Elena Sancho Pereg ist ein bezaubernde Donna Anna von mädchenhafter Erscheinung und stählerner Seele, dazu passt ihr gut fokussierter Sopran mit interessant metallener Höhe hervorragend. Debra Hays gestaltet als reife Frau die Donna Elvira gerade durch ihre sensible Komödiantik zu einem glaubhaften Charakter. Susanne Seefings zerlina gefällt durch sinnliche Erotik ohne je frivol zu wirken, freilich klingen die Höhen ihres Sopranes etwas gefährdet, vor allem bei "Batti,batti", dann kommt es auch zu leichten Defiziten in der Intonation.

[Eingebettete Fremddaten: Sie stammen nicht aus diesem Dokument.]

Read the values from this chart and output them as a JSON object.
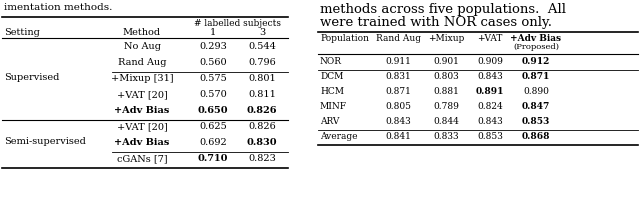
{
  "left_table": {
    "top_text": "imentation methods.",
    "rows": [
      {
        "setting": "",
        "method": "No Aug",
        "bold_method": false,
        "v1": "0.293",
        "v2": "0.544",
        "bold_v1": false,
        "bold_v2": false,
        "hline_before": false,
        "setting_label": ""
      },
      {
        "setting": "",
        "method": "Rand Aug",
        "bold_method": false,
        "v1": "0.560",
        "v2": "0.796",
        "bold_v1": false,
        "bold_v2": false,
        "hline_before": false,
        "setting_label": ""
      },
      {
        "setting": "",
        "method": "+Mixup [31]",
        "bold_method": false,
        "v1": "0.575",
        "v2": "0.801",
        "bold_v1": false,
        "bold_v2": false,
        "hline_before": true,
        "setting_label": "Supervised"
      },
      {
        "setting": "",
        "method": "+VAT [20]",
        "bold_method": false,
        "v1": "0.570",
        "v2": "0.811",
        "bold_v1": false,
        "bold_v2": false,
        "hline_before": false,
        "setting_label": ""
      },
      {
        "setting": "",
        "method": "+Adv Bias",
        "bold_method": true,
        "v1": "0.650",
        "v2": "0.826",
        "bold_v1": true,
        "bold_v2": true,
        "hline_before": false,
        "setting_label": ""
      },
      {
        "setting": "",
        "method": "+VAT [20]",
        "bold_method": false,
        "v1": "0.625",
        "v2": "0.826",
        "bold_v1": false,
        "bold_v2": false,
        "hline_before": true,
        "setting_label": "Semi-supervised"
      },
      {
        "setting": "",
        "method": "+Adv Bias",
        "bold_method": true,
        "v1": "0.692",
        "v2": "0.830",
        "bold_v1": false,
        "bold_v2": true,
        "hline_before": false,
        "setting_label": ""
      },
      {
        "setting": "",
        "method": "cGANs [7]",
        "bold_method": false,
        "v1": "0.710",
        "v2": "0.823",
        "bold_v1": true,
        "bold_v2": false,
        "hline_before": true,
        "setting_label": ""
      }
    ],
    "supervised_rows": [
      0,
      1,
      2,
      3,
      4
    ],
    "semi_rows": [
      5,
      6,
      7
    ]
  },
  "right_table": {
    "top_text1": "methods across five populations.  All",
    "top_text2": "were trained with NOR cases only.",
    "rows": [
      {
        "pop": "NOR",
        "v1": "0.911",
        "v2": "0.901",
        "v3": "0.909",
        "v4": "0.912",
        "bold": [
          false,
          false,
          false,
          true
        ],
        "hline_before": false,
        "hline_after": true
      },
      {
        "pop": "DCM",
        "v1": "0.831",
        "v2": "0.803",
        "v3": "0.843",
        "v4": "0.871",
        "bold": [
          false,
          false,
          false,
          true
        ],
        "hline_before": false,
        "hline_after": false
      },
      {
        "pop": "HCM",
        "v1": "0.871",
        "v2": "0.881",
        "v3": "0.891",
        "v4": "0.890",
        "bold": [
          false,
          false,
          true,
          false
        ],
        "hline_before": false,
        "hline_after": false
      },
      {
        "pop": "MINF",
        "v1": "0.805",
        "v2": "0.789",
        "v3": "0.824",
        "v4": "0.847",
        "bold": [
          false,
          false,
          false,
          true
        ],
        "hline_before": false,
        "hline_after": false
      },
      {
        "pop": "ARV",
        "v1": "0.843",
        "v2": "0.844",
        "v3": "0.843",
        "v4": "0.853",
        "bold": [
          false,
          false,
          false,
          true
        ],
        "hline_before": false,
        "hline_after": true
      },
      {
        "pop": "Average",
        "v1": "0.841",
        "v2": "0.833",
        "v3": "0.853",
        "v4": "0.868",
        "bold": [
          false,
          false,
          false,
          true
        ],
        "hline_before": false,
        "hline_after": false
      }
    ]
  },
  "bg_color": "#ffffff",
  "text_color": "#000000"
}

Matthias Wippich als kerniger Masetto schöpft aus dem Vollen seines Bassbaritons und übernimmt auch Teile des "Komturs". In der ersten Szene wird dieser von Bondo Gogia effektvoll gesungen.

Alexander Steinitz liefert zu diesem "Film" den lebendigen "Mozart-Soundtrack", ohne einer historisch informierten oder romantischen Interpretation hinterherzuhechten, freilich machen seine manchmal etwas willkürlichen Temporückungen, den Sängern Schwierigkeiten, so daß es zu einigen Wacklern zwischen Graben und Bühne kommt, die jedoch schnell wieder eingefangen werden. Die Niederrheinischen Sinfoniker bleiben stets flexibel hinter ihrem Dirigenten und absolvieren den Orchesterpart mit großer Aufmerksamkeit, ebenso wie der Chor.

Mit dem "Don Giovanni" hat Krefeld/ Mönchengladbach auf jeden Fall wieder eine sehr attraktive Mozart-Produktion im Repertoire, die hervorragend beim Publikum ankommt und sich in ihrer verständlichen Modernität bestens dazu eignet gerade junge zuschauer für die Oper zu gewinnen. Musikalisch klingt vielleicht nicht alles perfekt, was jedoch marginal bleibt, denn hier entsteht echtes, glutvolles Musiktheater. Eine Fahrt nach Krefeld lohnt.